As I wrote Shu Wen’s story, I tried to relive her journey from 1950s China to Tibet—to see what she saw, to feel what she felt, to think what she thought. I deeply regretted having allowed Wen to leave without telling me how I could find her again. Her disappearance continues to haunt me. I dearly wish that this book might bring her back to me and that she will come to know that people all over the world are reading her story.
2
I CAN’T LEAVE HIM IN TIBET, ALONE
Death Notice
This is to certify that Comrade Wang
Kejun died in an incident in the east of
Tibet on 24 March 1958, aged 29.
Issued by the Suzhou Military Office,
Jiangsu Province, 2 June 1958
Wen stood stunned on the steps of the military headquarters, the summer rain of the Yangtze delta monsoon drenching her hair and face.
> Kejun, dead? Her husband of less than a hundred days, dead? The sweetness of those first days after their marriage lingered in her heart. She could still feel their warmth. Of those hundred days, they had only spent three weeks together. It was impossible that he was dead.
He had been so strong, so talkative, so full of life when he set out for Tibet. An army doctor wouldn’t have been directly involved in the fighting. What “incident” was this? How did he die? Why could nobody give her any information? They had not even added a few words to testify that he died a revolutionary martyr as they always did for soldiers who fell in battle. Why not?
In the flood of buoyant “Reports of Victory from the People’s Liberation Army on Entering Tibet,” there had been no mention of an incident in which Kejun could have died. Staff at the military office responsible for comforting the widows and orphans of fallen soldiers had told Wen privately that they hadn’t received any of the standard battlefield bulletins from Tibet.
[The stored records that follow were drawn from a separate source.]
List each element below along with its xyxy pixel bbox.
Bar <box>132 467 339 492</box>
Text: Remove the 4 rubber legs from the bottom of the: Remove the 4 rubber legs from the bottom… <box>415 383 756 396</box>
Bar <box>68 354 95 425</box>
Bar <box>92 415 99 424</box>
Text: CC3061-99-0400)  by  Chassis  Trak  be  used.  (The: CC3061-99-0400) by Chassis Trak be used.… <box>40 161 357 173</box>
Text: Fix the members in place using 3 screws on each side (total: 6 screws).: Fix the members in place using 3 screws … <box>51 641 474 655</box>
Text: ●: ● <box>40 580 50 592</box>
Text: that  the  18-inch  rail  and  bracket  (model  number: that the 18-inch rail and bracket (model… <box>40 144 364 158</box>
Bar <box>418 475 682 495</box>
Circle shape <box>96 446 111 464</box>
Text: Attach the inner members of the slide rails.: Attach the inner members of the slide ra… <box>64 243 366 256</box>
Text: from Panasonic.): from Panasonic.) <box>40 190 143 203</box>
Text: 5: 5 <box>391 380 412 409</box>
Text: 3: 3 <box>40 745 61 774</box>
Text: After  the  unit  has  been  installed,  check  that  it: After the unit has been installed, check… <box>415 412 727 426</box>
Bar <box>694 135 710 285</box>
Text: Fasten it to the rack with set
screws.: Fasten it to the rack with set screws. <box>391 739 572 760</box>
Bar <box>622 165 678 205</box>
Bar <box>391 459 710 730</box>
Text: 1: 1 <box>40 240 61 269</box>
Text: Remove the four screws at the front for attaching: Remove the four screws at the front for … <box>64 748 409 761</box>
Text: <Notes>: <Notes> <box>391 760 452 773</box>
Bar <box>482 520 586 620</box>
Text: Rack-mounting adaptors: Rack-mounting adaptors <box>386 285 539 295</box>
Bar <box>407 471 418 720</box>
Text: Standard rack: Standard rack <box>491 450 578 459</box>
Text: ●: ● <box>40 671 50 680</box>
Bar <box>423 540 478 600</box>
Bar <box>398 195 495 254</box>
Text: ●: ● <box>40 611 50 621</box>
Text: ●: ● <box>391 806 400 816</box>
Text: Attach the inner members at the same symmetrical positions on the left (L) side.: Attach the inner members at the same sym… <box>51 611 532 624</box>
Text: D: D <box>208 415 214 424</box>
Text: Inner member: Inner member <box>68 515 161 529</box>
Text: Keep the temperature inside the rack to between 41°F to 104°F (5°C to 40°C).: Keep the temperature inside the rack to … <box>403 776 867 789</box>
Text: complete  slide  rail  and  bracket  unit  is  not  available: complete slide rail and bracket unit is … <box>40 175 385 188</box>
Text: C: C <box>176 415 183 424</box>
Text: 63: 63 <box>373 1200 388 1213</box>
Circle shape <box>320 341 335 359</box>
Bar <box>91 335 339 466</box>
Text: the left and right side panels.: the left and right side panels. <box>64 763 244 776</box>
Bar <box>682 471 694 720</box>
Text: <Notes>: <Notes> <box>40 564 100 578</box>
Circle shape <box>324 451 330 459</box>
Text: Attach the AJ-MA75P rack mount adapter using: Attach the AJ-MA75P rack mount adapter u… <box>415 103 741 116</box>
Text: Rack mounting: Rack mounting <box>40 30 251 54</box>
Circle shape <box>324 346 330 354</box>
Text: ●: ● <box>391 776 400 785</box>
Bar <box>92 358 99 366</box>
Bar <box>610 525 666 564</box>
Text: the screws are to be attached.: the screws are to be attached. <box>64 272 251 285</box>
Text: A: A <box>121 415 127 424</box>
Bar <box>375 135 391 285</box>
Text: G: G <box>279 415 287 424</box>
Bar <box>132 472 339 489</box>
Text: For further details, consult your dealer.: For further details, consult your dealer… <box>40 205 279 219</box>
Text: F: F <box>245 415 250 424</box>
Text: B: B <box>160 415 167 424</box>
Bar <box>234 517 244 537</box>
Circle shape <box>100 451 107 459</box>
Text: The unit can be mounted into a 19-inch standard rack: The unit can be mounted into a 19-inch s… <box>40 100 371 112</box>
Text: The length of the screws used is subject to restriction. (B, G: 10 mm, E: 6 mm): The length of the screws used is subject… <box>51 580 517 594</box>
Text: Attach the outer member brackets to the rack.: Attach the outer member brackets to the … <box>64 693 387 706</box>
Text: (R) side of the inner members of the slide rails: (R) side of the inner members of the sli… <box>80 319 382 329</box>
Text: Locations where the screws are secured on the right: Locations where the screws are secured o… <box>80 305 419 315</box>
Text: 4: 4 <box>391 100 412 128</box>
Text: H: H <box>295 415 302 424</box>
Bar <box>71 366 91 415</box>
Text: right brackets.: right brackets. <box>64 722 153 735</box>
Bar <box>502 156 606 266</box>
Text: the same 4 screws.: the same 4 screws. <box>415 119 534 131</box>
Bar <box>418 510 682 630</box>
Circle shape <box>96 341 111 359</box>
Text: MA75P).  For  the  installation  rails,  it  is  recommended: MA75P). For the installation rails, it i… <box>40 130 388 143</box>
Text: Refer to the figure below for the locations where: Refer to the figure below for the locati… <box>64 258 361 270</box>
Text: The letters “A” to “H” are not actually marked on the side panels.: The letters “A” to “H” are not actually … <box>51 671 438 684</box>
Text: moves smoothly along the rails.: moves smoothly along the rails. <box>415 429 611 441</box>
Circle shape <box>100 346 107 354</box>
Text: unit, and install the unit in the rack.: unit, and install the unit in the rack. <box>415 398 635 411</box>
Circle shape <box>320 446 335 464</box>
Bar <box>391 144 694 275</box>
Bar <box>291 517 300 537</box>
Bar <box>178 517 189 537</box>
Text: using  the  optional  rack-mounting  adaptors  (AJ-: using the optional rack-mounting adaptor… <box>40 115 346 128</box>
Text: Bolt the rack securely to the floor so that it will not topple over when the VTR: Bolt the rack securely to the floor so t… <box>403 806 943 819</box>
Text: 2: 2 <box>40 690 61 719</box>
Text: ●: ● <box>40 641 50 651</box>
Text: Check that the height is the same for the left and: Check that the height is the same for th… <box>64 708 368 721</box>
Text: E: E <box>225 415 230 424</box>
Wen stood in the Suzhou street, unheeding of the rain. The busy life of the town continued around her, but she noticed nothing. An hour passed, then another. She was soaked in sorrow and bewilderment.
The chiming bells of Cold Mountain Temple called her back from her grief. Returning to the hospital where she worked, truly alone for the first time, a thought flashed through her mind. What if Kejun had simply been separated from his unit, like all those soldiers who were mistakenly reported dead when they were actually on their way home? Perhaps he was in danger or had fallen ill. She couldn’t leave him in Tibet, alone.
THE IDEA, conceived in that chill rain, that she should go and find Kejun proved to be so powerful that, despite all the attempts of her family, friends, and colleagues to talk her out of it, Wen was determined to join her husband’s regiment and travel to Tibet. She rushed around every government office she could find, tearfully thrusting her marriage certificate, Kejun’s parting note, even his few personal possessions—his towel, handkerchief, and tea mug—at everyone she saw. “My husband must be alive,” she insisted. “He wouldn’t abandon his new wife and the future mother of his children.”